I agree that corys would be good to keep in your tank. I am actually a big fan of the corys and have some in one of my tanks. Although I kind of mixed and matched my corys, but they all seem to get along great. Their very active and happy with each other as far as I can tell.


----------



## serakac (Oct 20, 2008)

Put the tank in the location you want it to remain permanently. Try to put it in a location away from window. too much sunlight can harm the fish and cause the algae to grow rapidly. Rinse the gravel and place it in the bottom of the tank about 2-inches deep. Arrange plants and decorations in the tank. Fill the tank with water. Attach the heater to the inside of the tank and turn it on. Follow the manufacturer's instructions that come with the heater. For most tropical fish, you should keep your water temperature between 72 and 77 degrees. Research the type of fish you choose. Different fish thrive in specific temperatures. 
------------------------
Sera

Guaranteed ROI


----------



## Buggy (Oct 17, 2006)

serakac said:


> Put the tank in the location you want it to remain permanently. Try to put it in a location away from window. too much sunlight can harm the fish and cause the algae to grow rapidly. Rinse the gravel and place it in the bottom of the tank about 2-inches deep. Arrange plants and decorations in the tank. Fill the tank with water. Attach the heater to the inside of the tank and turn it on. Follow the manufacturer's instructions that come with the heater. For most tropical fish, you should keep your water temperature between 72 and 77 degrees. Research the type of fish you choose.

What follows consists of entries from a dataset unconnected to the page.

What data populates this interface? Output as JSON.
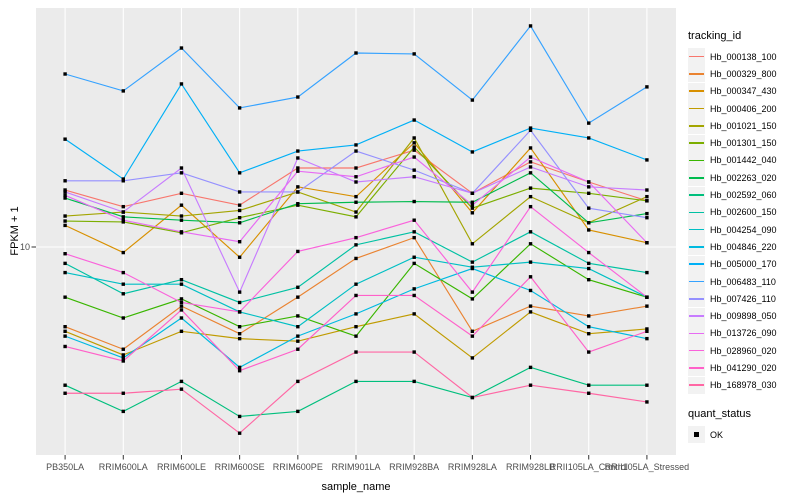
{
  "figure": {
    "x_axis": {
      "title": "sample_name"
    },
    "y_axis": {
      "title": "FPKM + 1",
      "tick_label": "10"
    },
    "legend": {
      "tracking_title": "tracking_id",
      "quant_title": "quant_status",
      "quant_items": [
        {
          "label": "OK"
        }
      ]
    },
    "style": {
      "panel_bg": "#EBEBEB",
      "grid_color": "#FFFFFF",
      "tick_color": "#333333",
      "tick_text_color": "#4D4D4D",
      "marker_color": "#000000",
      "legend_key_bg": "#F2F2F2"
    }
  },
  "chart_data": {
    "type": "line",
    "title": "",
    "xlabel": "sample_name",
    "ylabel": "FPKM + 1",
    "y_scale": "log10",
    "ylim": [
      1.5,
      90
    ],
    "y_ticks": [
      10
    ],
    "grid": "major-white-on-gray",
    "legend_position": "right",
    "marker": "black-square",
    "categories": [
      "PB350LA",
      "RRIM600LA",
      "RRIM600LE",
      "RRIM600SE",
      "RRIM600PE",
      "RRIM901LA",
      "RRIM928BA",
      "RRIM928LA",
      "RRIM928LB",
      "RRII105LA_Control",
      "RRII105LA_Stressed"
    ],
    "series": [
      {
        "name": "Hb_000138_100",
        "color": "#F8766D",
        "values": [
          16.9,
          14.5,
          16.4,
          14.7,
          20.7,
          20.7,
          24.4,
          16.4,
          21.9,
          18.2,
          15.3
        ]
      },
      {
        "name": "Hb_000329_800",
        "color": "#EA8331",
        "values": [
          4.8,
          3.9,
          5.8,
          4.5,
          6.3,
          9.0,
          10.9,
          4.6,
          5.8,
          5.3,
          5.8
        ]
      },
      {
        "name": "Hb_000347_430",
        "color": "#D89000",
        "values": [
          12.2,
          9.5,
          14.7,
          9.1,
          17.4,
          15.9,
          26.1,
          13.7,
          24.9,
          11.7,
          10.4
        ]
      },
      {
        "name": "Hb_000406_200",
        "color": "#C09B00",
        "values": [
          4.6,
          3.7,
          4.6,
          4.3,
          4.2,
          4.8,
          5.4,
          3.6,
          5.5,
          4.5,
          4.7
        ]
      },
      {
        "name": "Hb_001021_150",
        "color": "#A3A500",
        "values": [
          13.3,
          13.8,
          13.3,
          14.0,
          16.6,
          13.8,
          27.3,
          10.3,
          15.9,
          12.5,
          15.9
        ]
      },
      {
        "name": "Hb_001301_150",
        "color": "#7CAE00",
        "values": [
          12.7,
          12.6,
          11.4,
          13.1,
          14.7,
          13.2,
          25.1,
          14.3,
          17.2,
          16.4,
          15.3
        ]
      },
      {
        "name": "Hb_001442_040",
        "color": "#39B600",
        "values": [
          6.3,
          5.2,
          6.2,
          4.8,
          5.3,
          4.4,
          8.6,
          6.2,
          10.3,
          7.4,
          6.3
        ]
      },
      {
        "name": "Hb_002263_020",
        "color": "#00BB4E",
        "values": [
          15.7,
          13.2,
          12.8,
          12.5,
          14.9,
          15.1,
          15.2,
          15.1,
          19.8,
          12.5,
          13.6
        ]
      },
      {
        "name": "Hb_002592_060",
        "color": "#00BF7D",
        "values": [
          2.8,
          2.2,
          2.9,
          2.1,
          2.2,
          2.9,
          2.9,
          2.5,
          3.3,
          2.8,
          2.8
        ]
      },
      {
        "name": "Hb_002600_150",
        "color": "#00C1A3",
        "values": [
          8.6,
          6.5,
          7.4,
          6.0,
          6.9,
          10.2,
          11.5,
          8.7,
          11.5,
          8.6,
          7.9
        ]
      },
      {
        "name": "Hb_004254_090",
        "color": "#00BFC4",
        "values": [
          7.9,
          7.1,
          7.1,
          5.5,
          4.8,
          7.1,
          9.1,
          8.3,
          8.7,
          8.2,
          6.3
        ]
      },
      {
        "name": "Hb_004846_220",
        "color": "#00BAE0",
        "values": [
          4.4,
          3.6,
          5.2,
          3.3,
          4.4,
          5.4,
          6.8,
          8.2,
          6.7,
          4.8,
          4.3
        ]
      },
      {
        "name": "Hb_005000_170",
        "color": "#00B0F6",
        "values": [
          27.0,
          18.7,
          44.9,
          19.8,
          24.2,
          25.6,
          32.2,
          24.0,
          29.9,
          27.3,
          22.3
        ]
      },
      {
        "name": "Hb_006483_110",
        "color": "#35A2FF",
        "values": [
          49.2,
          42.1,
          62.5,
          36.0,
          39.8,
          59.7,
          59.2,
          38.7,
          76.6,
          31.3,
          43.7
        ]
      },
      {
        "name": "Hb_007426_110",
        "color": "#9590FF",
        "values": [
          18.4,
          18.4,
          19.8,
          16.6,
          16.6,
          24.2,
          20.3,
          16.4,
          29.3,
          14.3,
          13.1
        ]
      },
      {
        "name": "Hb_009898_050",
        "color": "#C77CFF",
        "values": [
          16.6,
          13.8,
          20.7,
          6.6,
          22.7,
          18.2,
          19.1,
          16.4,
          20.9,
          17.4,
          16.9
        ]
      },
      {
        "name": "Hb_013726_090",
        "color": "#E76BF3",
        "values": [
          16.1,
          12.8,
          11.5,
          10.5,
          20.1,
          19.1,
          22.9,
          14.7,
          22.9,
          18.2,
          10.4
        ]
      },
      {
        "name": "Hb_028960_020",
        "color": "#FA62DB",
        "values": [
          9.4,
          7.9,
          6.0,
          5.5,
          9.6,
          10.9,
          12.8,
          6.6,
          14.5,
          9.5,
          6.3
        ]
      },
      {
        "name": "Hb_041290_020",
        "color": "#FF61C9",
        "values": [
          4.0,
          3.5,
          5.6,
          3.2,
          3.9,
          6.4,
          6.4,
          4.4,
          7.6,
          3.8,
          4.6
        ]
      },
      {
        "name": "Hb_168978_030",
        "color": "#FF67A4",
        "values": [
          2.6,
          2.6,
          2.7,
          1.8,
          2.9,
          3.8,
          3.8,
          2.5,
          2.8,
          2.6,
          2.4
        ]
      }
    ]
  }
}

Different fish thrive in specific temperatures.
> ------------------------
> Sera
> 
> Guaranteed ROI


Sound advice for a complete "no clue" newb. Too bad it was posted in the wrong section.


----------



## CoryOto (Oct 17, 2008)

*Hard to keep??*



mmseng said:


> I've been thinking about making it a Cory tank, but my experience thus far with cories has been pretty poor. They're quite cute and fun, but I'm sure I don't have to explain how difficult they can be to keep, especially with a number of other kinds of fish.


Why do you think Corydoras are difficult to keep? That hasn't been my experience at all.


----------